Filmde hoşuma giden duygu “umut” oldu aslında. Film ilk sahneden itibaren Victor’ın yaptığı işten pek de memnun olmadığının, bir yolunu bulsa normal bir yaşantıya dönmek isteyeceğinin ipuçlarını veriyor bize. Film, tetikçi arkadaşlarından birinin Victor’a sevdiği kadını ve çocuklarını, aslında hayatta önemli olan şeyin aile ve bağlar olduğunu farkettiğini anlatmasıyla ve Farrell’in, kaşları sağolsun, meşhur kaygılı bakışlarıyla açılıyor zira. Çok da ipucu vermeyelim ama Victor'un zaten aslında kurulu bir düzeninin olduğunu ama çok acı bir şekilde bozulduğu için hayatının bu hale geldiğini öğreniyoruz bir süre sonra.

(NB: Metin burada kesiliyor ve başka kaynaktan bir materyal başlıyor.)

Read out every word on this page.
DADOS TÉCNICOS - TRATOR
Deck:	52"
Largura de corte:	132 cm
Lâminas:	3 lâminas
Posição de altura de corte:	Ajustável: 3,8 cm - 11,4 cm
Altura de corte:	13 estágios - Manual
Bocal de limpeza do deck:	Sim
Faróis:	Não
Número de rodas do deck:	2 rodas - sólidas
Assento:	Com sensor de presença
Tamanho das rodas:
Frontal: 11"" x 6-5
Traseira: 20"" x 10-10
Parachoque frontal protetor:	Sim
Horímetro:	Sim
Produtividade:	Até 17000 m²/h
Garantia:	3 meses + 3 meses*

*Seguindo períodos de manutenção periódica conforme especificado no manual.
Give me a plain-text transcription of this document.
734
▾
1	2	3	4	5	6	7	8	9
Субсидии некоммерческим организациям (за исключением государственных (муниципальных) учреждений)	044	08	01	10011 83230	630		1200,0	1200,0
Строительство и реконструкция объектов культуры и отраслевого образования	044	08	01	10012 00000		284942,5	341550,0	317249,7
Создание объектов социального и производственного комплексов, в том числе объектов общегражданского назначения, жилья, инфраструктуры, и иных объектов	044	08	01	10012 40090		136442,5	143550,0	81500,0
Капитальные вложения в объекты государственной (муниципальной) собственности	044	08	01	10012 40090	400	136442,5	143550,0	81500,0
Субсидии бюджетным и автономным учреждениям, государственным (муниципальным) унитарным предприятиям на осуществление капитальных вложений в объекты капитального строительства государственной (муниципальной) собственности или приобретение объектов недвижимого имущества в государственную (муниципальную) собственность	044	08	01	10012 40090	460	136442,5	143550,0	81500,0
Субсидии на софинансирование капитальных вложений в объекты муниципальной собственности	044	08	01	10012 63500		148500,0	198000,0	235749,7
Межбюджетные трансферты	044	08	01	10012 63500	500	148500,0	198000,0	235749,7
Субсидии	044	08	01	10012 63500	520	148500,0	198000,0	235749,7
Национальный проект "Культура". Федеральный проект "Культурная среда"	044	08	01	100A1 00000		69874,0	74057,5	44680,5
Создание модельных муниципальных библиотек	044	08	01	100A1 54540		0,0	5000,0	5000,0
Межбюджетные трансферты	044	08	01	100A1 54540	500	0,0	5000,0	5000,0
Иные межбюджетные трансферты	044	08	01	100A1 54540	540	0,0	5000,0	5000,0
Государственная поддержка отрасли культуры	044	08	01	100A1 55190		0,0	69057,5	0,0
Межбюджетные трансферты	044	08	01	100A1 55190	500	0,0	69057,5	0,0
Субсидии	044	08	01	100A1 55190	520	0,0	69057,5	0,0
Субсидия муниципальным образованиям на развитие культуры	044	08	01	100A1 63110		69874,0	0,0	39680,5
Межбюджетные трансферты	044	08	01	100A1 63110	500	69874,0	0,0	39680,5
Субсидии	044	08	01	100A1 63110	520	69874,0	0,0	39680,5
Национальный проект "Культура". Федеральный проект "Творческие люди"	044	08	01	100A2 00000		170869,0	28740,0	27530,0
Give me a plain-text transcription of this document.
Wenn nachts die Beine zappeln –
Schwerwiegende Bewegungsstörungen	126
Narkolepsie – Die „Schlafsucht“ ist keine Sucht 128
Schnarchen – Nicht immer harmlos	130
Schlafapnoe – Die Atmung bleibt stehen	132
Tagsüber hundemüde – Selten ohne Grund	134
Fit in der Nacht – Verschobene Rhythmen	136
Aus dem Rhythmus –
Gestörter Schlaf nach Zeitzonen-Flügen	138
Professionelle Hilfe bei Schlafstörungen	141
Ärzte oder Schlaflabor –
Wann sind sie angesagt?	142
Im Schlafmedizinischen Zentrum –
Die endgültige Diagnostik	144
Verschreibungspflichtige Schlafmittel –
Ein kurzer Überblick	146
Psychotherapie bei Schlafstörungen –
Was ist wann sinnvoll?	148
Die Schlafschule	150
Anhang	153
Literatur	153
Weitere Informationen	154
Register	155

Film sürprizini sona saklamıyor gerçi. Victor’un gizemini seyirciden saklamıyor çok fazla, sona bırakmıyor bu şoku. Bir süre sonra Victor’un sırrını paylaşarak ilerliyoruz. Bu da ister istemez merak duygumuzu alaşağı ediyor ve artık ne olacağını aşağı yukarı kestiriyoruz. Bunda bir sorun yok, illa sürpriz sonda patlamak zorunda değil elbette ama heyecan ve tempo zaten bir karmaşıkken, sürprizin de erken açıklanması, seyirciyi itebilecek bir etken. Fakat Farrell, umudu bir düşüp bir yükselen karakter yaratmakta gayet başarılı olmuş, Victor ile “umut”u takip etmek güzeldi.
Beni filmin senaryosunda epey hayalkırıklığına uğratan şey ise ölüm kalım meselesi olan kriminal olayların içinde Beatrice’in intikamının “yüzümdeki yaralar çok çirkin, bunu bana yapan adam ölsün”den öteye gidememiş olması ve üstelik nedense Beatrice’in yüzündeki bu yaraların iki tane kedi tırmığı gibi görünmesi… Hollywood filmi olduğu için “oyuncumuzu çirkinleştirmeyelim” diye düşünülmüş büyük ihtimalle ama işte senaryonun inandırıcılığını da o denli etkiliyor, bir küçük makyaj bile. Ejderha Dövmeli Kız’da saçla giyimle makyajla bambaşka bir kimliğe bürünebilen Rapace’nin yüzünde inandırıcı ve evet “rahatsız edici, cesur” bir yara makyajı olsa, bu inandırıcılık, oyuncunun izleyiciye geçirmek istediği intikam duygusuna bile yansırdı diye düşünüyorum.
Evet, garip bir karışım bu film diyebiliriz, sanatsal Avrupa filmleriyle aksiyon Hollywood filmlerinin içiçe geçememiş, senaryosu da sarkan, ama bir yandan da kendini izleten bir karışımı… Colin Farrel, Noomi Rapace hayranlarını ise mutlu edebilir, zira iki oyuncunun arasında güzel bir kimya oluşmuş.